Friday, June 7, 2019

Restoring Confidence in Mobility

September 2013. My grandfather was showing some impressive bed mobility while recovering from a stroke and I was heading to my senior homecoming dance!
       Mobility is defined as controlled instability. Occupational therapists play a large role in  promoting mobility in individual's that have faced setbacks or weakness. A body is more mobile when the center of gravity is moving, the base of support is smaller, and inappropriate joint motion is controlled.  The Hierarchy of Mobility Skills outlines the order in which you should direct a client to master movement. With each level, the demands of the activity increase and the base of support gets smaller.
          The first phase of mobility is bed mobility. This includes moving up and down the bed, rolling, or sitting up. It is important for the therapist to practice good body mechanics and move the bed to waist level in helping a client in this step. The client will not move independently from the bed until they are able to move within the bed. The client will then continue to transfer to the mat, wheelchair and bed. These become increasingly more difficult because a mat is harder material that provides more stability. A wheelchair has arm rests to and a back rest push off from. A bed is less stable and does not have a hard back. The next step after, bed transfer, is functional ambulation for ADL. This requires the client to be out of bed and on their feet. Their base of support has becomes dramatically smaller in this step. After a client can safely ambulate, they can begin transferring to the tub and toilet. This step requires control of several joints and visual perception. The final three steps support a patient becoming safe in the community. A car transfer might involve transferring from different levels and using a sliding board. Ambulation in the community will present new hazards and control. The final step in the hierarchy of mobility is community driving and mobility. A client that is able to dwell among the community can regain a sense of safety and independence.
        The order of these steps were initially surprising but after spending time in the simulation lab, the steps became more practical to me. These steps not only involve mobility but strength, coordination, and planning. Following these steps to promote mobility can help a client to regain confidence. I believe that fear of transfers to different surfaces ambulation can hinder a patient's recovery. That fear can be diminished by encouraging and teaching clients to move safely. The simulation lab gave me a new perspective to these steps of mobility. I am just a student that has not experienced an injury or weakness and I still felt a sense of uneasiness in the steps when first beginning this lesson. I can now better imagine how it would feel to conquer these steps for an individual that has had had a stroke, a surgery, or spent many days in the hospital. I am grateful for the opportunity to spend time in the simulation center to gain a  hands-on experience in such a valuable lesson.

Sunday, June 2, 2019

Fittiing Assistive Devices

Appropriately fitting an individual for an assistive device requires careful attention, consideration, and knowing the needs and abilities of each person. It is important to ensure the most practical fit for individuals because a device is an extension of the person. Choosing an poor fit could lead to a lack of stability and increase the risk for fall or injury. It is also important to choose appropriate devices by considering a client's capabilities, environment, and roles. Based on the client's abilities, you want to offer the support needed without hindering the client from doing what they are capable of doing.

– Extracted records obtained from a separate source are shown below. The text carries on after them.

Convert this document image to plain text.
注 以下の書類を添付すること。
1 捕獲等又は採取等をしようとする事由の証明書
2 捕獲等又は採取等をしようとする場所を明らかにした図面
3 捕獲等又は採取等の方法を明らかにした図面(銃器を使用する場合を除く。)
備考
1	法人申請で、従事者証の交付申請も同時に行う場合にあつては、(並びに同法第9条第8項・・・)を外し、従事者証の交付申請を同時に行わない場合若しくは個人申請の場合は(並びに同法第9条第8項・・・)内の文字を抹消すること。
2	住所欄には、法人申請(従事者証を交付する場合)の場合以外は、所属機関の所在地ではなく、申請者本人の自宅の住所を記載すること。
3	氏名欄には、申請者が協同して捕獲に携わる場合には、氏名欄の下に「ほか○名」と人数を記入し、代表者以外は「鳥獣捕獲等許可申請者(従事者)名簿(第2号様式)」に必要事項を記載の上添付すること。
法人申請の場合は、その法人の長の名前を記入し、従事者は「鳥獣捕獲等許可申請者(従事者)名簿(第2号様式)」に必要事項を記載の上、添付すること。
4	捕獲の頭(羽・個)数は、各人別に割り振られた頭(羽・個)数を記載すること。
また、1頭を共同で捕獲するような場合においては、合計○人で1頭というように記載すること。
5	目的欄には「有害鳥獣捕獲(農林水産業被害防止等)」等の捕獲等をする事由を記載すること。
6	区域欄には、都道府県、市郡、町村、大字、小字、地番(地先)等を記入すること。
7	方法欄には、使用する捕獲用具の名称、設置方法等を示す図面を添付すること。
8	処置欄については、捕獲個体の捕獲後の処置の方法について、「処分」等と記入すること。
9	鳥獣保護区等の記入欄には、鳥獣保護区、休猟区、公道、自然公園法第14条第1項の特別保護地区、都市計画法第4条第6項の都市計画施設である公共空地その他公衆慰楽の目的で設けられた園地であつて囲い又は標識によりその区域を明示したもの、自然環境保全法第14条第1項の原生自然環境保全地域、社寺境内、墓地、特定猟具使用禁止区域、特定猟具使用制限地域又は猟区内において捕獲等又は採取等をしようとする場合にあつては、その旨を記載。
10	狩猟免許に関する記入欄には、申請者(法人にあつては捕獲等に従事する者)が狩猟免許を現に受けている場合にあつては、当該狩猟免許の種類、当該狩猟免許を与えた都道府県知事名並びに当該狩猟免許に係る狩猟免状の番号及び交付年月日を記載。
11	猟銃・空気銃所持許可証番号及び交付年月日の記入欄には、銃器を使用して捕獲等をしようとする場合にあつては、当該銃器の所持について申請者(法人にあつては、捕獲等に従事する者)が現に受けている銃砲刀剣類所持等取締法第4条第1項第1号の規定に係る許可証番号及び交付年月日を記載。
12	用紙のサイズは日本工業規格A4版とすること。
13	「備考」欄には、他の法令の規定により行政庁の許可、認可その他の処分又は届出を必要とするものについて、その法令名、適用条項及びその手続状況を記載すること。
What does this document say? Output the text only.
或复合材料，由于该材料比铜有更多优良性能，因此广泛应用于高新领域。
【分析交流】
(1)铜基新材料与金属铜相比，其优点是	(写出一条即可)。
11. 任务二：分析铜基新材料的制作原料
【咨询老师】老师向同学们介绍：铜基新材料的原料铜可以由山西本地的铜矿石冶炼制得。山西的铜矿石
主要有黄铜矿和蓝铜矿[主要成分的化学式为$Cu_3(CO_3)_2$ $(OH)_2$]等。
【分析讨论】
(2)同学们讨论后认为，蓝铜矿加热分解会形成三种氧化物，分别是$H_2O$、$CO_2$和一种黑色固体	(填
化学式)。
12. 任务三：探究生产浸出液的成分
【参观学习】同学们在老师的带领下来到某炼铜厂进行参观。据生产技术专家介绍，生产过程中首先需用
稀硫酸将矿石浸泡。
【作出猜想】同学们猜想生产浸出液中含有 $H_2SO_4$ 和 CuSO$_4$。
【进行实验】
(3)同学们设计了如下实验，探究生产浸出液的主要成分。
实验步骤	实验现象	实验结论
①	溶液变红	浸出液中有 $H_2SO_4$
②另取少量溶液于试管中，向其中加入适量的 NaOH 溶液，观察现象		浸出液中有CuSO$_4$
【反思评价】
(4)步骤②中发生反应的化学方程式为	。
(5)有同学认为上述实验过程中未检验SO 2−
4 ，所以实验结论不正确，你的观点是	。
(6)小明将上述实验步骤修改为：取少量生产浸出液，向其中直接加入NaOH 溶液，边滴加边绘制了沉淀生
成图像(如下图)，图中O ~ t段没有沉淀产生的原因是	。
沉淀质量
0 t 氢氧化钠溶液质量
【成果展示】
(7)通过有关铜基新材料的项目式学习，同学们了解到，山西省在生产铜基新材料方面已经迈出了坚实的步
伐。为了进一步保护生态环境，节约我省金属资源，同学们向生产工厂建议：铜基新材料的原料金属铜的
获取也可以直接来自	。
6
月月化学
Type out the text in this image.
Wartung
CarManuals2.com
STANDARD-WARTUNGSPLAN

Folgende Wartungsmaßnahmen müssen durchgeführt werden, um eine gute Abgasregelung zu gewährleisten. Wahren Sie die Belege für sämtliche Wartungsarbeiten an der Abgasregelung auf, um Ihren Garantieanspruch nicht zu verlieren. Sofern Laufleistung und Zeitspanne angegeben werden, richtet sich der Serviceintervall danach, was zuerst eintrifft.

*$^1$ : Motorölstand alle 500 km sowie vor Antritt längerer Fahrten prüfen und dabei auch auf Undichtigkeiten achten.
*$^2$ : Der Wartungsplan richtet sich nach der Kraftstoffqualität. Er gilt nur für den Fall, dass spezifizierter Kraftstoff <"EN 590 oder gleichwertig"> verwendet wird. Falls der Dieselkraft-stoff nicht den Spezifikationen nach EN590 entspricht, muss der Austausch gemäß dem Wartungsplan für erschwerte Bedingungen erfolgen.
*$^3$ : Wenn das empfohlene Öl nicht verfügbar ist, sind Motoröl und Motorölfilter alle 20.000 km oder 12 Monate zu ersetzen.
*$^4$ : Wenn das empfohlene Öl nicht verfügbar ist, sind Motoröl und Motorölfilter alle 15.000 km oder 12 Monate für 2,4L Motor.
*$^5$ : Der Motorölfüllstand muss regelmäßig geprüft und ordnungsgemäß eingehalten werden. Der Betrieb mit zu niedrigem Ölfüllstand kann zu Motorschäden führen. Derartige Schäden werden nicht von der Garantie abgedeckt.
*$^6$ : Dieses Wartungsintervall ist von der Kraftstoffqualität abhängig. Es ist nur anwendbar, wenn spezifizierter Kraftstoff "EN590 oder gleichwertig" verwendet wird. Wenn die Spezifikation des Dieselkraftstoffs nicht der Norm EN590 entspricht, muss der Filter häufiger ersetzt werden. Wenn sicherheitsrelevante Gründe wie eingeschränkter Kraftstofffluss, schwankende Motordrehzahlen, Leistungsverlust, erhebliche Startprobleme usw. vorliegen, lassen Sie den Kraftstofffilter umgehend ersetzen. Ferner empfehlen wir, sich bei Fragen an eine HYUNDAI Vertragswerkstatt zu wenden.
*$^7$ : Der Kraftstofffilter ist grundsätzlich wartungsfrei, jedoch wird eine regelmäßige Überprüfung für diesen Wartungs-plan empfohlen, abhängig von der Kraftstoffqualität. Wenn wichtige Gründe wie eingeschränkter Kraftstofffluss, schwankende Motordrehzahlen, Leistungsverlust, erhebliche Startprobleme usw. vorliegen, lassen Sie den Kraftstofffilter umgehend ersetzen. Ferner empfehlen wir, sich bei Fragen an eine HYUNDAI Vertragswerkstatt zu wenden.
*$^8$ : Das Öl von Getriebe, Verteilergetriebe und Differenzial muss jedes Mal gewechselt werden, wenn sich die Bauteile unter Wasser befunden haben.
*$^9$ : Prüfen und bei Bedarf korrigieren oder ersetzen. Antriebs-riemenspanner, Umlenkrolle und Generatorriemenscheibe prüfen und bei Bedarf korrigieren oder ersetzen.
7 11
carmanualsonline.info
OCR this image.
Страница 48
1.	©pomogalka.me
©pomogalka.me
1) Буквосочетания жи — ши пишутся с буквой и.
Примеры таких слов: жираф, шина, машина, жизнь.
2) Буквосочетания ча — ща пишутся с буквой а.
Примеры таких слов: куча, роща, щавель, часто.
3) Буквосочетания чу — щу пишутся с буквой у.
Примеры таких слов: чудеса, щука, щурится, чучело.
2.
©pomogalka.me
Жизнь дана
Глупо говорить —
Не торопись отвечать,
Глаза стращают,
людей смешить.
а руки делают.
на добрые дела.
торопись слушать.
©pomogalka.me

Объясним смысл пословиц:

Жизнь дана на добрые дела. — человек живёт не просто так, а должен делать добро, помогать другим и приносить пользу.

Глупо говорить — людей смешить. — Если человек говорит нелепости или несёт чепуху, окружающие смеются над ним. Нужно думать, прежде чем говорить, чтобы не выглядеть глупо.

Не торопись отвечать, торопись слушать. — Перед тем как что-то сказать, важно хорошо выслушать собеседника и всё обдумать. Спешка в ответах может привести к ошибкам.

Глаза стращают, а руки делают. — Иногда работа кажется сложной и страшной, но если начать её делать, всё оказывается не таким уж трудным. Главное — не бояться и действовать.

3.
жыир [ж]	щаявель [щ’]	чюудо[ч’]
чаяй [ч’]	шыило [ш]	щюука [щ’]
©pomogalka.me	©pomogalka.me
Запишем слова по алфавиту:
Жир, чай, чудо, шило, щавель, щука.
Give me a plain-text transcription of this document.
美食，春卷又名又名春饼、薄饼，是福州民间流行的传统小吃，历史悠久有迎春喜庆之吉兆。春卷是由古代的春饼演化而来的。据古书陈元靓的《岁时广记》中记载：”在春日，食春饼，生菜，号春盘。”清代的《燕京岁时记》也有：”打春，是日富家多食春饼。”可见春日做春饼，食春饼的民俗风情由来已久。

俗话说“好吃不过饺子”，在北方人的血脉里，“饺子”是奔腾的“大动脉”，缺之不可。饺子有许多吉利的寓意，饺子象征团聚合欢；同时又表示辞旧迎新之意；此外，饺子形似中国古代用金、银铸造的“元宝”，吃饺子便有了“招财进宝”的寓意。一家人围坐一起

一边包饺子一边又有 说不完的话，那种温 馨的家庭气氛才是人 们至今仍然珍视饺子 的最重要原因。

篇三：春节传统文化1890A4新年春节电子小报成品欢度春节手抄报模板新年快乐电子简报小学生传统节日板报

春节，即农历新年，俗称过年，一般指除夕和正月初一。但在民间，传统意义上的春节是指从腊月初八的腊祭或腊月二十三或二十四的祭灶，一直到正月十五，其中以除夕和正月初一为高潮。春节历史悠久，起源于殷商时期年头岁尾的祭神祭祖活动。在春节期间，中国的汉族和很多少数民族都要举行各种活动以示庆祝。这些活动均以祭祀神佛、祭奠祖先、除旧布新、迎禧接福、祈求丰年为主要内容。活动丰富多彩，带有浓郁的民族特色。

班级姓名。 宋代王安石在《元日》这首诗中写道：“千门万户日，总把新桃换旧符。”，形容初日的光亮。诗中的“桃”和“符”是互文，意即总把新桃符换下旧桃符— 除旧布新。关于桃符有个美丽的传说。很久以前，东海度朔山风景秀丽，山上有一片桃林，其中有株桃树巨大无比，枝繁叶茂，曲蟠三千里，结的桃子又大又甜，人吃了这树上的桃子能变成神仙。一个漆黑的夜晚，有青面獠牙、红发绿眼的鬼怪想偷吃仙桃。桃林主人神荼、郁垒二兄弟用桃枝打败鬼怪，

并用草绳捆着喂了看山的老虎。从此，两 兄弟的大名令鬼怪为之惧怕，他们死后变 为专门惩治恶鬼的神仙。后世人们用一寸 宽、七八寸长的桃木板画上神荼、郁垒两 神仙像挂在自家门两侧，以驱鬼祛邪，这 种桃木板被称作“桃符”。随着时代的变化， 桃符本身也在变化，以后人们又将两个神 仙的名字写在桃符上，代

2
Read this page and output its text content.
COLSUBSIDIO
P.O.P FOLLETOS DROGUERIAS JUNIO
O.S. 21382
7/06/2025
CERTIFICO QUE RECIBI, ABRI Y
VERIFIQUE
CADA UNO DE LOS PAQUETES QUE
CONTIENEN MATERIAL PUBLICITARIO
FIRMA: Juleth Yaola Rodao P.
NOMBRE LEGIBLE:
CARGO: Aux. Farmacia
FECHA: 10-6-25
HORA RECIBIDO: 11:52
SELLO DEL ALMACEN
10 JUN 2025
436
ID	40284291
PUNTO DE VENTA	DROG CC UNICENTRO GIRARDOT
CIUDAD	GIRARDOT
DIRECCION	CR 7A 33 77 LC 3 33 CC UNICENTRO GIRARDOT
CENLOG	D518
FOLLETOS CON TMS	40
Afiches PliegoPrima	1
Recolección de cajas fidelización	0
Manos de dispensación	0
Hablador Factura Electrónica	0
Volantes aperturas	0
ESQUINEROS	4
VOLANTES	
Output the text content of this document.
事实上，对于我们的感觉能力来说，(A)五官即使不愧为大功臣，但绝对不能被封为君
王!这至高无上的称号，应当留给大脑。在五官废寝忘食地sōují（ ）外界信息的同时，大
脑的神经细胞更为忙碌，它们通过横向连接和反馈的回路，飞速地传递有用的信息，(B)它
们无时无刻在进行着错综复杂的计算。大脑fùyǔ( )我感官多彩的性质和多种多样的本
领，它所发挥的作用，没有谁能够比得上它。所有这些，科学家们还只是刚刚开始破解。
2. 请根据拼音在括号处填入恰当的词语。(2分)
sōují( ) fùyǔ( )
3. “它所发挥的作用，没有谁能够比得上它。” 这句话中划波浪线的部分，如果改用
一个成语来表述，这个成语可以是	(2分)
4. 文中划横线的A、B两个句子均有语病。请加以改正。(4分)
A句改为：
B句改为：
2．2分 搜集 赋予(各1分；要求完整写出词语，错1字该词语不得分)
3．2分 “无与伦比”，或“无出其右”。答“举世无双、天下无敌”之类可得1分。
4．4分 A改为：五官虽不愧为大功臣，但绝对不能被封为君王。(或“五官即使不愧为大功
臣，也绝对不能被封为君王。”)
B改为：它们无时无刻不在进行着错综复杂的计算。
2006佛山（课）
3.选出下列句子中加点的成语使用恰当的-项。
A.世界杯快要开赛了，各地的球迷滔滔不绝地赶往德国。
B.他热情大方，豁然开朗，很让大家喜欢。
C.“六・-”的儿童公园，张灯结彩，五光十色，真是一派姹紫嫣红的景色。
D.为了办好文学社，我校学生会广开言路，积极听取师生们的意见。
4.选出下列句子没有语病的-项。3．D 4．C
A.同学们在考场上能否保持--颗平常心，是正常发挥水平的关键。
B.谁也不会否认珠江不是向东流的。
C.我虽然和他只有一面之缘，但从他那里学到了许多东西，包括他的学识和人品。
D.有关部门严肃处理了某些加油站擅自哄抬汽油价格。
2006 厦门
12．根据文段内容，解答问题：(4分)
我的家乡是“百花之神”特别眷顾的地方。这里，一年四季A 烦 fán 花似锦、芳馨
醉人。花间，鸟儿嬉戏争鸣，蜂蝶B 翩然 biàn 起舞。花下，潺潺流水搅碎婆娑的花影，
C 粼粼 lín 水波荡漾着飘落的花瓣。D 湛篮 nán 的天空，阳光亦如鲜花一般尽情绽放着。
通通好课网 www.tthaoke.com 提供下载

When fitting a person that is going to use a cane, it is important to begin with the client standing straight, looking ahead, with arms relaxed by their side. You should palpate the ulnar styloid, wrist crease, or greater trochanter to determine the placement of the hand grip. The elbow should be slightly flexed. It is important to explain to the client that the cane should be used on the unaffected side. A standard cane allows the most freedom to move and a quad cane has four points, providing more stability.

Axillary crutches are a better choice for an individual with restricted lower extremity weight bearing and the ability to bear weight through hands and wrists. The length can be determined be having the client stand tall and placing the arm pad 5 finger width beneath the axillary floor. Again, the hand grips should be in line with the ulnar styloid, greater trochanter or wrist crease.

Lofstrand crutches reduce the strain in the arms and allows the client to use hands without dropping crutches. The lofstrand or forearm crutches should be sized in the same way that I described axillary crutches to be fitted. In addition, the the arm band of the forearm crutches hsould be positions 2/3 of the way up the forearm.

A platform walker is device that is appropriate for those that cannot bear weight through hands or wrists. It is a good alternative for patients that do not have the trunk support to control a rolling walker. The platform surface should be positions below forearm when the patient is standing tall with the elbow bent to 90 degrees. The ulna should be 1-2 inches off of the surface of the platform. The hand grip should stand upright and be placed slightly medially.

A rolling walker allows for a normal gait pattern and could be an appropriate option for client's with low endurance. The client should stand tall looking ahead and the handgrips should be in line with the wrist crease, ulnar styloid, or greater trochanter while the arms are resting at the client's side. When gripping the hand grips, the client's elbows should be slightly flexed.